The fashion industry consists of many models whose bodies can be unrealistic for many women to achieve and possess naturally. (I would like to note that I am not stating that because I want to shame them, I am just stating that those women work incredibly hard to achieve and maintain their bodies, and often genetics have an important role.) With that being said, most women have genetics working against them when it comes to looking like a 'model'– or the type of model society has constructed us to think of when we hear the word.
As a society, we need to start paying attention to models like Iskra. Iskra attends fashion shows, and wears designers that have been branded for thinner models. By Iskra attending and wearing those brands, she is proving that women, bigger than the models walking in the designs, can look good wearing them too. I think this is important because it is a visual representation that no matter your size, you can pull off whatever you choose to wear. Designers and the fashion industry shouldn't be able to tell you what you can and cannot wear.
Iskra has spoken at a number of events, including TedX, where she has been transparent about her own struggles.
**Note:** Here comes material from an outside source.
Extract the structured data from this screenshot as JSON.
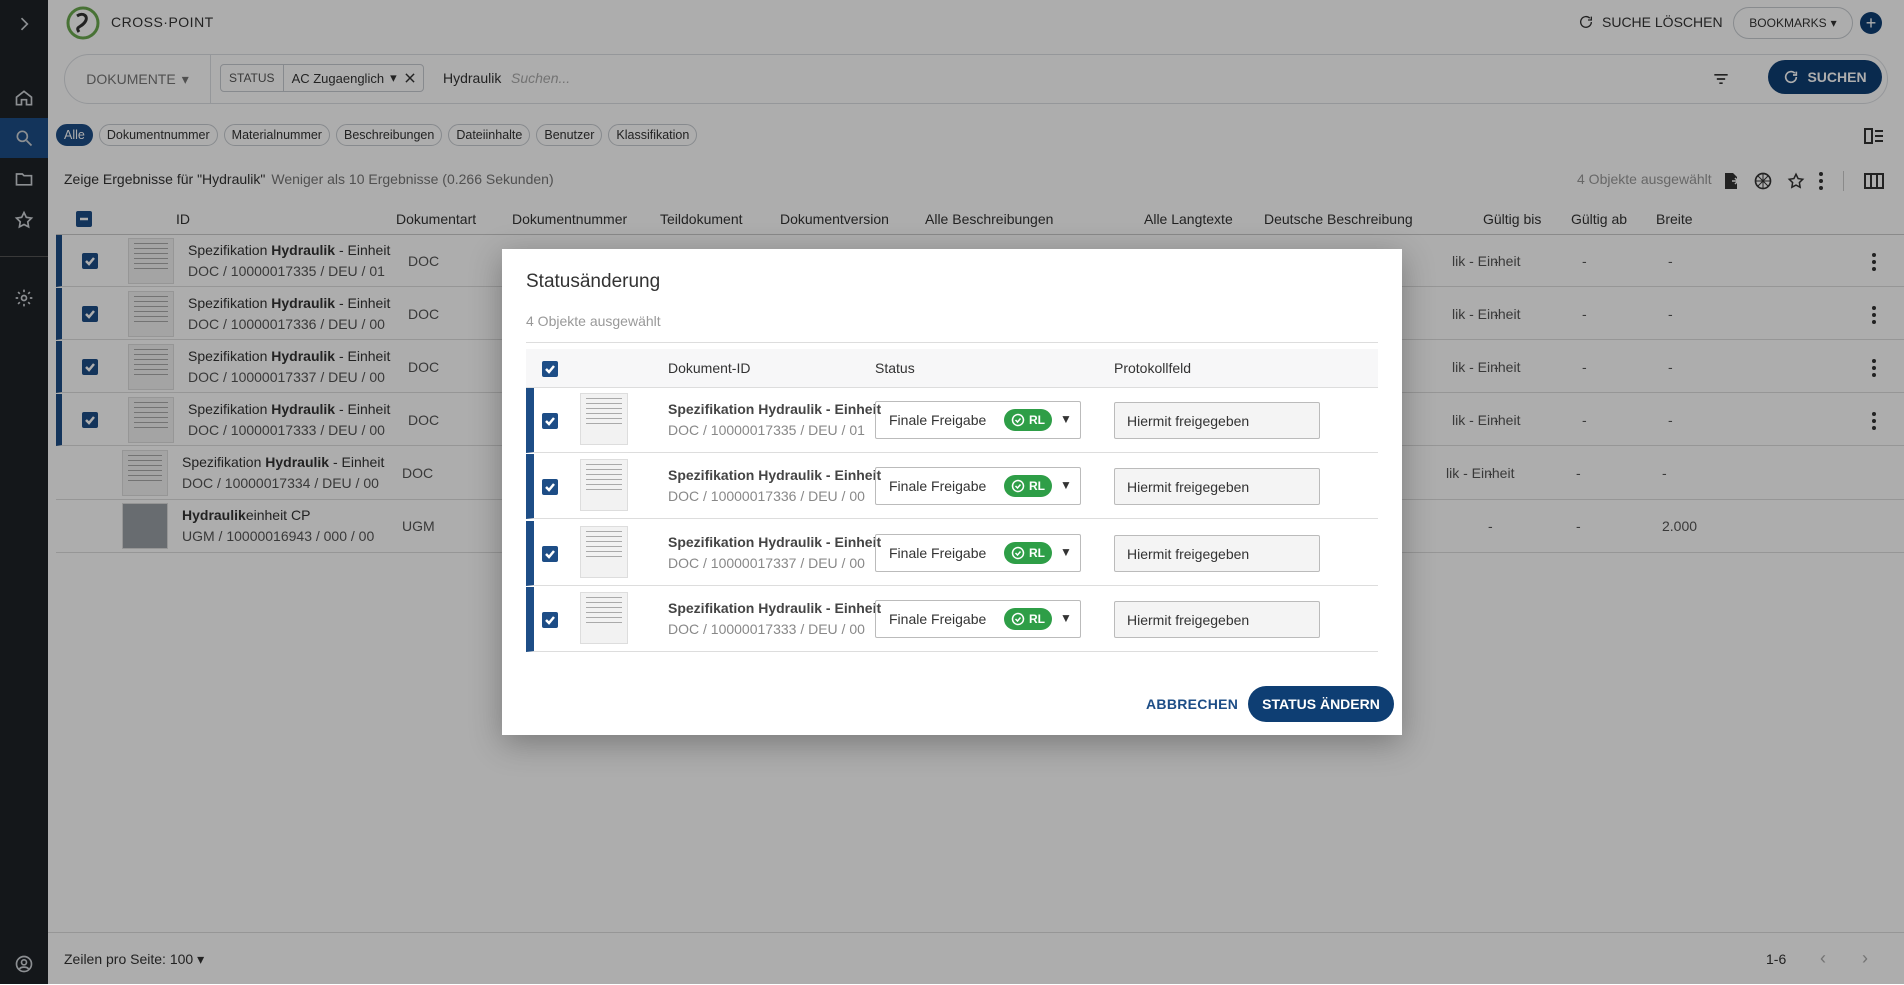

She has given words and messages of inspiration I think are important we all hear. Specifically, we need to start telling young girls that women, including models, come in all shapes and sizes, and we are all beautiful in our own unique, real ways.
If there is one person I think young girls need to follow on social media it is Iskra Lawrence. She uses her platform for advocating, educating, and informing her followers on a large variety of topics, including: social issues, mental health, body image, health and wellness, fitness, and self-acceptance.
In the world of social media, where fitness accounts have grown and found a dominant presence in our feeds, Iskra excels in communicating that healthy does not equal skinny. Healthy and 'being fit' look different for every individual. You can have abs, a tummy, muscular thighs, curves, big butt, no butt, biceps, flab, ect., and still be healthy. She often posts her workouts on her Instagram page and also posts content where she is indulging and not restricting herself. She lives a life of balance, which is something that needs to be continuously stressed when we have access to viewing the pages of fitness models, bodybuilders, and other fitspos.
The time I spent speaking with Iskra Lawrence had my inner sixteen-year-old screaming. Iskra has been an important role model for me throughout the last few years, and meeting her will always be an important memory.
I highly encourage anyone that may be unaware of Iskra to check out her social media, TedX talk, or any of the work she has done. She is truly a wonderfully kind human and an incredible role model.